What is digital media replacing? Another important question to consider is what teens would be doing during the time that they spend digitally connected. Recently, my colleague Yalda blogged about her work looking at the effects of quitting screen time cold turkey during for five days at camp She and her co-authors discovered that the participating tweens significantly improved in their ability to make judgments about others’ emotions. So did the lack of screens improve their socioemotional functioning? I think it’s reasonable to conclude that it was a factor. But it’s also important to consider what screen-time was replaced by: team-building exercises, group activities, outdoor activities, and physical exercise.
So does online communication replace opportunities for in-person communication? Not necessarily. In Mills paper, she cites recent research suggesting that, “time spent online does not displace time spent doing other activities associated with health and well-being,” including sports and clubs.

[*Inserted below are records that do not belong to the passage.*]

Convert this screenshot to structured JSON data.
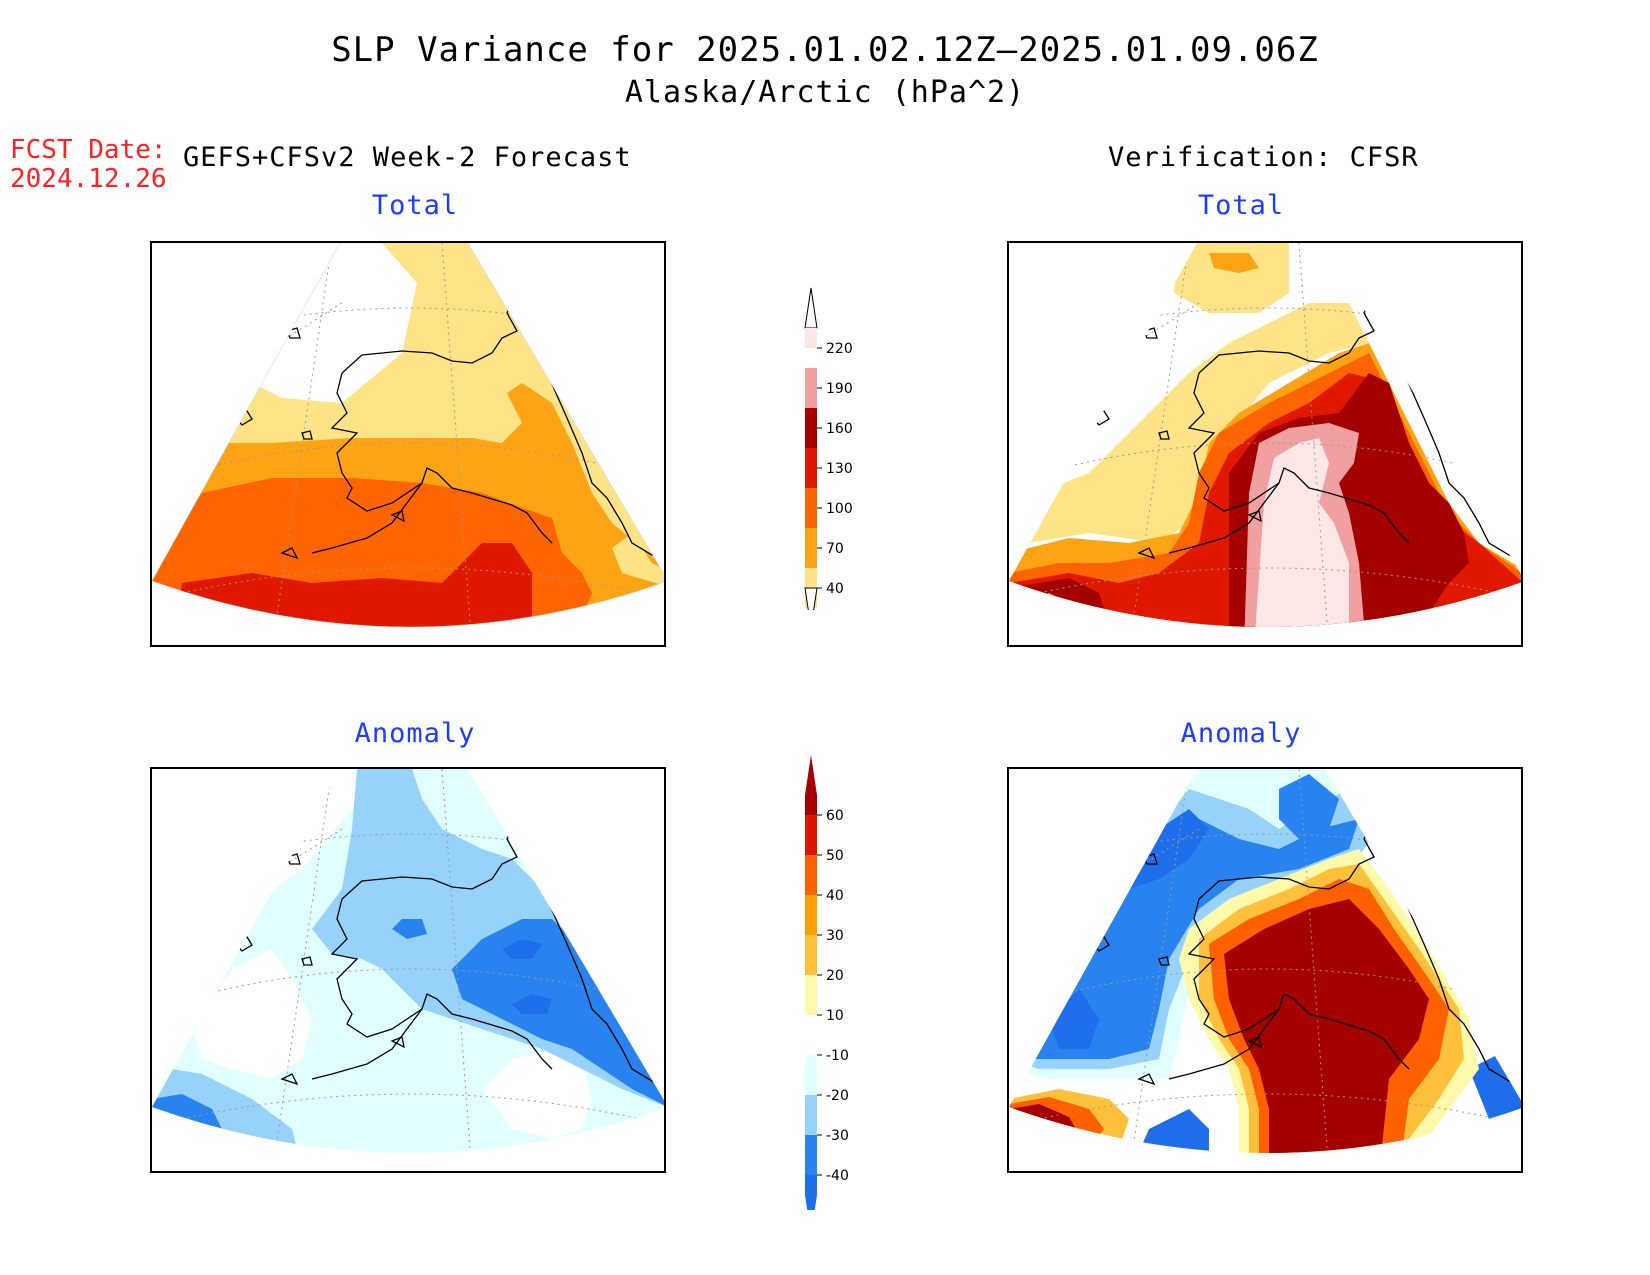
{
  "title": {
    "line1": "SLP Variance for 2025.01.02.12Z–2025.01.09.06Z",
    "line2": "Alaska/Arctic (hPa^2)"
  },
  "forecast_date": {
    "label": "FCST Date:",
    "value": "2024.12.26"
  },
  "columns": {
    "left": "GEFS+CFSv2 Week-2 Forecast",
    "right": "Verification: CFSR"
  },
  "panels": {
    "total_label": "Total",
    "anomaly_label": "Anomaly"
  },
  "colorbars": {
    "total": {
      "levels": [
        "40",
        "70",
        "100",
        "130",
        "160",
        "190",
        "220"
      ],
      "colors": [
        "#fee486",
        "#fea313",
        "#fe6400",
        "#e11800",
        "#a50000",
        "#f0a0a0",
        "#fde6e6"
      ]
    },
    "anomaly": {
      "levels": [
        "-40",
        "-30",
        "-20",
        "-10",
        "10",
        "20",
        "30",
        "40",
        "50",
        "60"
      ],
      "colors": [
        "#1e6eeb",
        "#2882f0",
        "#96d2fa",
        "#e1ffff",
        "#ffffff",
        "#fffaaa",
        "#ffc03c",
        "#ffa000",
        "#ff6000",
        "#e11400",
        "#a50000"
      ]
    }
  }
}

What are the implications if the Internet does profoundly affect the teen brain? Although the actual evidence is limited, I’m willing to bet that Internet use does affect the brains of children, teens, and adults. If we do anything long enough, our brain is affected—even if at a level that can’t be measured using current imaging technology, which works in notoriously broad strokes. Does this necessarily mean it is bad or dangerous if we document long-term changes in the brain? That isn’t so clear cut.
Which leads me to a final question: Does the rise of digital technology mean the end of civilization as we know it? In all seriousness, though, when it comes to these sorts of fears about change and the kids these days, we’ve been here before. As Mills notes in her article, Plato and Socrates were busy tut-tutting about the crazy youths and their new-fangled ideas about writing stuff down. This doesn’t mean that all teens will face the coming years unscathed—some will face video game or porn addiction, or feel a tugging emptiness in their social connections. And most of them will ignore their parents at least a few times in favor of a more enticing Snapchat or the newest Kim Kardashian app update. But does neuroscience and psychology research suggest that the Internet is ruining their brains? As Mills demonstrate, the jury is still very much out. I do have a sneaking suspicion, however, that the kids are going to be all right.